To reverse engineer the patient’s tumor—much as you would an unidentified piece of machinery that no longer functions properly—we analyze its RNA profile, using systems biology approaches such as OncoTreat and OncoTarget that have been NY CLIA certified. These leverage computational models that require supercomputers to understand how tumor cells are regulated, to identify the critical master regulator proteins whose activity is necessary to maintain tumor state, and to prioritize drugs that can invert their activity.
Artificial Intelligence and Cancer Research
Artificial intelligence is gaining traction in certain areas of cancer research. What role does it play in your research?

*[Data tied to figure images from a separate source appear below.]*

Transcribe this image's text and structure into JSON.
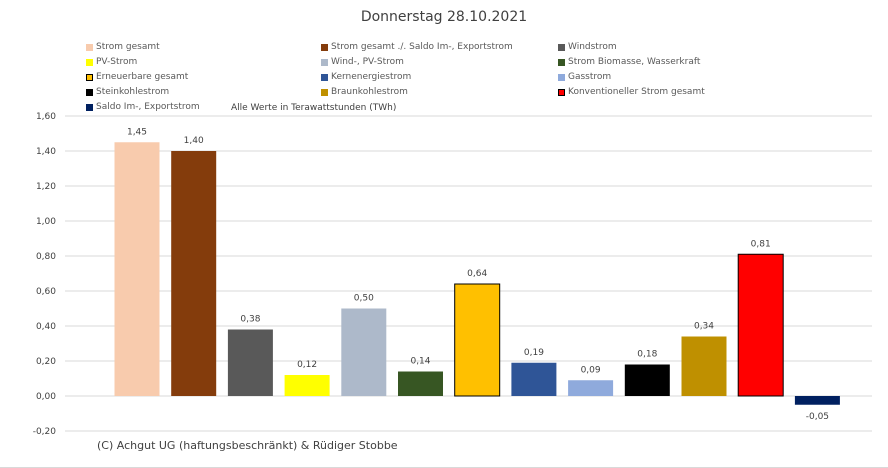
{
  "chart_data": {
    "type": "bar",
    "title": "Donnerstag 28.10.2021",
    "note": "Alle Werte in Terawattstunden (TWh)",
    "credit": "(C) Achgut UG (haftungsbeschränkt) & Rüdiger Stobbe",
    "ylim": [
      -0.2,
      1.6
    ],
    "yticks": [
      "1,60",
      "1,40",
      "1,20",
      "1,00",
      "0,80",
      "0,60",
      "0,40",
      "0,20",
      "0,00",
      "-0,20"
    ],
    "ytick_values": [
      1.6,
      1.4,
      1.2,
      1.0,
      0.8,
      0.6,
      0.4,
      0.2,
      0,
      -0.2
    ],
    "grid": true,
    "legend_position": "top",
    "series": [
      {
        "name": "Strom gesamt",
        "value": 1.45,
        "label": "1,45",
        "color": "#F8CBAD",
        "outline": false
      },
      {
        "name": "Strom gesamt ./. Saldo Im-, Exportstrom",
        "value": 1.4,
        "label": "1,40",
        "color": "#843C0C",
        "outline": false
      },
      {
        "name": "Windstrom",
        "value": 0.38,
        "label": "0,38",
        "color": "#595959",
        "outline": false
      },
      {
        "name": "PV-Strom",
        "value": 0.12,
        "label": "0,12",
        "color": "#FFFF00",
        "outline": false
      },
      {
        "name": "Wind-, PV-Strom",
        "value": 0.5,
        "label": "0,50",
        "color": "#ADB9CA",
        "outline": false
      },
      {
        "name": "Strom Biomasse, Wasserkraft",
        "value": 0.14,
        "label": "0,14",
        "color": "#375623",
        "outline": false
      },
      {
        "name": "Erneuerbare gesamt",
        "value": 0.64,
        "label": "0,64",
        "color": "#FFC000",
        "outline": true
      },
      {
        "name": "Kernenergiestrom",
        "value": 0.19,
        "label": "0,19",
        "color": "#2F5597",
        "outline": false
      },
      {
        "name": "Gasstrom",
        "value": 0.09,
        "label": "0,09",
        "color": "#8FAADC",
        "outline": false
      },
      {
        "name": "Steinkohlestrom",
        "value": 0.18,
        "label": "0,18",
        "color": "#000000",
        "outline": false
      },
      {
        "name": "Braunkohlestrom",
        "value": 0.34,
        "label": "0,34",
        "color": "#BF9000",
        "outline": false
      },
      {
        "name": "Konventioneller Strom gesamt",
        "value": 0.81,
        "label": "0,81",
        "color": "#FF0000",
        "outline": true
      },
      {
        "name": "Saldo Im-, Exportstrom",
        "value": -0.05,
        "label": "-0,05",
        "color": "#002060",
        "outline": false
      }
    ]
  }
}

AI leverages a branch of computer science called “machine learning” to develop algorithms that can predict specific events from large training data sets. With that, the AI can make inferences about things it hasn’t seen before. The problem with that approach in biology is that it only works really well when the interconnectivity among the various features that make up your space is relatively modest.
For instance, if you’re learning about people’s buying patterns in supermarkets, it’s a model where the connectivity is relatively low because there’s very little interaction between a box of diapers and a bottle of olive oil. You can use a model that keeps events statistically independent, and therefore, when you see something that is not statistically independent, you think, “Aha! There’s a correlation.”

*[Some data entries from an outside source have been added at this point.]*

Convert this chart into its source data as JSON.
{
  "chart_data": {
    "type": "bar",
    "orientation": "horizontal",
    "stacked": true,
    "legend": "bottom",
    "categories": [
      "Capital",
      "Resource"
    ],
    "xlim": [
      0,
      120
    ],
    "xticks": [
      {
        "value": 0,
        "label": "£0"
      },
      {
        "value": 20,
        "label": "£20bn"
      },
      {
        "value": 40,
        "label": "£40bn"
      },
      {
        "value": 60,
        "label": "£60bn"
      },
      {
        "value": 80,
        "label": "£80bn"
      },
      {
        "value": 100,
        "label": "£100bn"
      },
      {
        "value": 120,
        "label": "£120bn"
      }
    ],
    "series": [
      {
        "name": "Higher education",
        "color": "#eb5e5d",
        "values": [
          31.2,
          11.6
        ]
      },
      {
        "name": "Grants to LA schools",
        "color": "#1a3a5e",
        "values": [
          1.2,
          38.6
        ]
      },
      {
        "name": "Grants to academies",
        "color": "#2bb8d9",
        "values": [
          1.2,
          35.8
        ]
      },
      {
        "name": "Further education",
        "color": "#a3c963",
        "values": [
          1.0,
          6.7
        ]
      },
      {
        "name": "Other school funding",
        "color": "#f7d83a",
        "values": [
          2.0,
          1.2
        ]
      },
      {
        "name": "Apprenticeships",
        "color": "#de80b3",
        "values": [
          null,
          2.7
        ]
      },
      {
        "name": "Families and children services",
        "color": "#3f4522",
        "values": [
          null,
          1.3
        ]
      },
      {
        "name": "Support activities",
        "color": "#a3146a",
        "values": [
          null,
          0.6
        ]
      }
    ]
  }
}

Much of AI uses big data, but in biology, the term big data is somewhat hyped to mean anything that doesn’t fit on a spreadsheet. Although biology data aren’t very big at all, compared to those collected by Google or the NSA for instance, they are not just complicated they are highly complex. The diagram of the space shuttle is complicated because it has a lot of parts but we understand in a very predictable way how those parts work together; a complex system is one where even though we have all the parts we cannot predict its behavior. Given biology’s complexity, AI doesn’t work that well; rather, it is much better suited to the study of clinical data. To make AI productive in molecular biology and cancer research, we need extremely powerful models that simplify the data, so that not all 20 million genes and their products look like they’re independent variables.
Please share a closing thought about cancer research moving forward.
There have been a number of pivotal points during the past 30 years when we’ve said, aha, a breakthrough. Now, with the ability to study cancer at the single cell level, we finally seem to have the tools to understand the most “atomic” level of this disease, how it starts, develops, and responds to treatment cell by cell by cell. Thereby, we can start to make drugs that target the dependencies and escape mechanisms of individual cancer cells. And we can start tackling what is probably the most formidable challenge in cancer: discovering how the cancer reservoir gets replenished and how the cancer cell creates a cloak of invisibility so the immune system won’t attack it. ■
DISCLOSURE: Dr. Califano is a founder, shareholder, director and consultant for DarwinHealth Inc. In the past 12 months, he has also consulted for AbbVie, the Encheng Group, and Shanghai Cell Therapy.